Contre l' islamophobie et les lois liberticides : De la nécessité de l’autonomie

Les manifestations du samedi 12 décembre 2020 contre l’islamophobie, contre la loi sur le « séparatisme » et contre les lois liberticides ont été un franc succès. A Paris, Marseille, Lyon, Lille, Grenoble, Saint-Étienne ou Bordeaux des collectifs se sont mobilisés pour dénoncer l’islamophobie d’État et les lois d’exception frappant les musulmanes et les musulmans.

« Sans indépendance il n'y a pas d'hommes libres »

Patrice Lumumba

Une mobilisation parisienne réussie malgré le contexte de répression

A Paris, la manifestation a réuni 15 000 personnes, soit autant que les manifestations des semaines précédentes alors que les partis de gauche – en dehors du NPA et de l’UCL –, les syndicats ou les associations de défense des droits, comme la Ligue des droits de l’homme, n’avaient pas appelé à manifester.

Malgré ces défections politiquement significatives, la mobilisation populaire n’a pas faibli ce qui fut une dimension essentielle du succès de cette mobilisation.

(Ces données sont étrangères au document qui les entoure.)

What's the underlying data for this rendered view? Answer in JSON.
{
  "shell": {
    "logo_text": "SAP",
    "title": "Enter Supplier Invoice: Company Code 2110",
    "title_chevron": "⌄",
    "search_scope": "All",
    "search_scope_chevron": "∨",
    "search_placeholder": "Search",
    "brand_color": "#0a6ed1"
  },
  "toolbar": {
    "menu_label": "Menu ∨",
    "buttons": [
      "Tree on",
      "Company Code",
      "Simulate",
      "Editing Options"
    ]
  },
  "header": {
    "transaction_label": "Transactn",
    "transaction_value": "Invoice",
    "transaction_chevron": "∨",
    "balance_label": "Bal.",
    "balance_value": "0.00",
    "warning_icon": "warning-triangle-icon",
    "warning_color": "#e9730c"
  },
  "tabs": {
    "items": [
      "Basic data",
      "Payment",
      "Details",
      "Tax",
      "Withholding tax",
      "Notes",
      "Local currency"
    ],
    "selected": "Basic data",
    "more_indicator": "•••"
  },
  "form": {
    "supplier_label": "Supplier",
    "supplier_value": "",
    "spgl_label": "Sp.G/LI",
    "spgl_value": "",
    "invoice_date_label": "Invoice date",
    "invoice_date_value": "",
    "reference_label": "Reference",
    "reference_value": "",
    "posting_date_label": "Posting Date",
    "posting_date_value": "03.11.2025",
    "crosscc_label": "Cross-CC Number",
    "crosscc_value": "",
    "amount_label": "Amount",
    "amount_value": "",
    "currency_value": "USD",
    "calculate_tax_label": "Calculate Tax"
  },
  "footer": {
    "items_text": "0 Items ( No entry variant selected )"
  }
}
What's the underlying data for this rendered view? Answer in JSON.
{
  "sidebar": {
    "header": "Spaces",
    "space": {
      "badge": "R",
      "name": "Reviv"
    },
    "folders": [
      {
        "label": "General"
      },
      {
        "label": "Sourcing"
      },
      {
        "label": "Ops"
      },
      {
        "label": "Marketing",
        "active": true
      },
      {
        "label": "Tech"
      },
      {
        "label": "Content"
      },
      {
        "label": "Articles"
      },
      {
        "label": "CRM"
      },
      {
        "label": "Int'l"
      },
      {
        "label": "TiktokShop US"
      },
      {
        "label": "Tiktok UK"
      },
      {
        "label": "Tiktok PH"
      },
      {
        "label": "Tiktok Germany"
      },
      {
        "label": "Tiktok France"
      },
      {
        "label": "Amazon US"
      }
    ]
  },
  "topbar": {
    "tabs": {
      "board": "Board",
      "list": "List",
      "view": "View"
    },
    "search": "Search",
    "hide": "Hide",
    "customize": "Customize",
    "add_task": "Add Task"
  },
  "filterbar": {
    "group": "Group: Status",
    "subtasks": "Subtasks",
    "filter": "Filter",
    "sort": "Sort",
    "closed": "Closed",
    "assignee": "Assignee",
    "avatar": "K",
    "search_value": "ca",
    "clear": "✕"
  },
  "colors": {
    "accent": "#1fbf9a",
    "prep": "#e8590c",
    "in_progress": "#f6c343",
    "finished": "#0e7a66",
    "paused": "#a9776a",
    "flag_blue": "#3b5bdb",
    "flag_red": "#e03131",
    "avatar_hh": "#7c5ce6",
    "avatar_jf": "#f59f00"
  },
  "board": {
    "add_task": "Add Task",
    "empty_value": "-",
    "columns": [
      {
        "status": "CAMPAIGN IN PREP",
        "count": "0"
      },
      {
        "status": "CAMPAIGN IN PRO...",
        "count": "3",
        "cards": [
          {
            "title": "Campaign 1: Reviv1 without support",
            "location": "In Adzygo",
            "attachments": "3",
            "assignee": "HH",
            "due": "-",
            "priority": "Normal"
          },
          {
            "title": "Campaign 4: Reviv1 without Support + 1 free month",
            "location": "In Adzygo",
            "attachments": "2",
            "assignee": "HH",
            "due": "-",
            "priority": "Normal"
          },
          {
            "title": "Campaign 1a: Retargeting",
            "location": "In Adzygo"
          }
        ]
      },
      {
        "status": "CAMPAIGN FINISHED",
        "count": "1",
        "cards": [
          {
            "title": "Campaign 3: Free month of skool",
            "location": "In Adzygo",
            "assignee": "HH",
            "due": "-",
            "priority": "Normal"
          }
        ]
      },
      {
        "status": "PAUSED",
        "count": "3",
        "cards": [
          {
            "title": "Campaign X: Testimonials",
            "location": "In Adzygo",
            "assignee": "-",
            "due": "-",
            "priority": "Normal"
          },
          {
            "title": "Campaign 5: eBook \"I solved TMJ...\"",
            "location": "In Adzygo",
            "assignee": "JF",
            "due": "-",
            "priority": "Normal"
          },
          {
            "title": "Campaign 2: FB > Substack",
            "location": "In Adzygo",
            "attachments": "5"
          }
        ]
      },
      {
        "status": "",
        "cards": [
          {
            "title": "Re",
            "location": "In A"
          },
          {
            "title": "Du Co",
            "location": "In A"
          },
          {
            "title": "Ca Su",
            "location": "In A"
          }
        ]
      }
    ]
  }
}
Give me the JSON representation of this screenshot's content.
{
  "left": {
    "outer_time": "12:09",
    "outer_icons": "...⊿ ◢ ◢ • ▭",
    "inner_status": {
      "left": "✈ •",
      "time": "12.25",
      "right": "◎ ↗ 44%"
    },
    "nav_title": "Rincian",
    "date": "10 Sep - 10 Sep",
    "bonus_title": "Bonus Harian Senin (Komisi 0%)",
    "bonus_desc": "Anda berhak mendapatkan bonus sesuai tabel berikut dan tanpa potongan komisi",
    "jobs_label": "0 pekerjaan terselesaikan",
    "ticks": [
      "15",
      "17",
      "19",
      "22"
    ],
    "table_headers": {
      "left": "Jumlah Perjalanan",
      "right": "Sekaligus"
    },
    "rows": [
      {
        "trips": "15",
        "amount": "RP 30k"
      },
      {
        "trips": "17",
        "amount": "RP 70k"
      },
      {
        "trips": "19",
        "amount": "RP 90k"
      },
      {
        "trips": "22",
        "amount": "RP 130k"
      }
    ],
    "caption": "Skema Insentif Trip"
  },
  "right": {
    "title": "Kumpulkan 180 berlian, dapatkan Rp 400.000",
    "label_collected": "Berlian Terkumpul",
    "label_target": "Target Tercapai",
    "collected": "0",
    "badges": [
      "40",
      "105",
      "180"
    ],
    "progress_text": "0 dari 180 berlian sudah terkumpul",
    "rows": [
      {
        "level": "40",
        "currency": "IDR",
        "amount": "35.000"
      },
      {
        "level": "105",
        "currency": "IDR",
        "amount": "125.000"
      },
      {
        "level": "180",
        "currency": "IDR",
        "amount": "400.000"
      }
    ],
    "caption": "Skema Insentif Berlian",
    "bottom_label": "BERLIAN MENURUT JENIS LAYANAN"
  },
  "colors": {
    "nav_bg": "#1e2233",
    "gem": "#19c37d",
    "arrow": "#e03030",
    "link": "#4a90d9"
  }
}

Nous, Front uni des immigrations et des quartiers populaires (FUIQP), sommes donc fiers d’avoir participé à la réussite de cette mobilisation dans un contexte particulièrement difficile en raison des contraintes sanitaires et surtout de la répression gouvernementale.

En effet, suite à la dissolution de BarakaCity et du Collectif contre l’islamophobie en France (CCIF), aux multiples perquisitions de lieux de culte, d’associations ou de particuliers « pour faire passer des messages », selon le ministre de l’Intérieur, et aux fermetures ou menaces de fermeture de lieux de culte ou d’établissements scolaires musulmans, beaucoup de musulmanes et de musulmans, cibles de la loi sur le « séparatisme », sont tétanisé-e-s par la répression islamophobe mise en œuvre par le gouvernement. Nombreuses et nombreux sont celles et ceux qui craignent de finir perquisitionné-e-s, en garde à vue ou plus globalement fiché-e-s pour avoir simplement exprimé publiquement leur opposition à un projet de loi dans une manifestation.

Au-delà de cette politique spécifiquement islamophobe, la répression violente des manifestations s’étant déroulées les semaines précédentes a également été un facteur de craintes en rien favorable à une mobilisation de masse. Les nasses, les lacrymogènes et autres matraques ont certainement découragé plus d’une personne profondément convaincue de l’iniquité de ces lois liberticides et islamophobes.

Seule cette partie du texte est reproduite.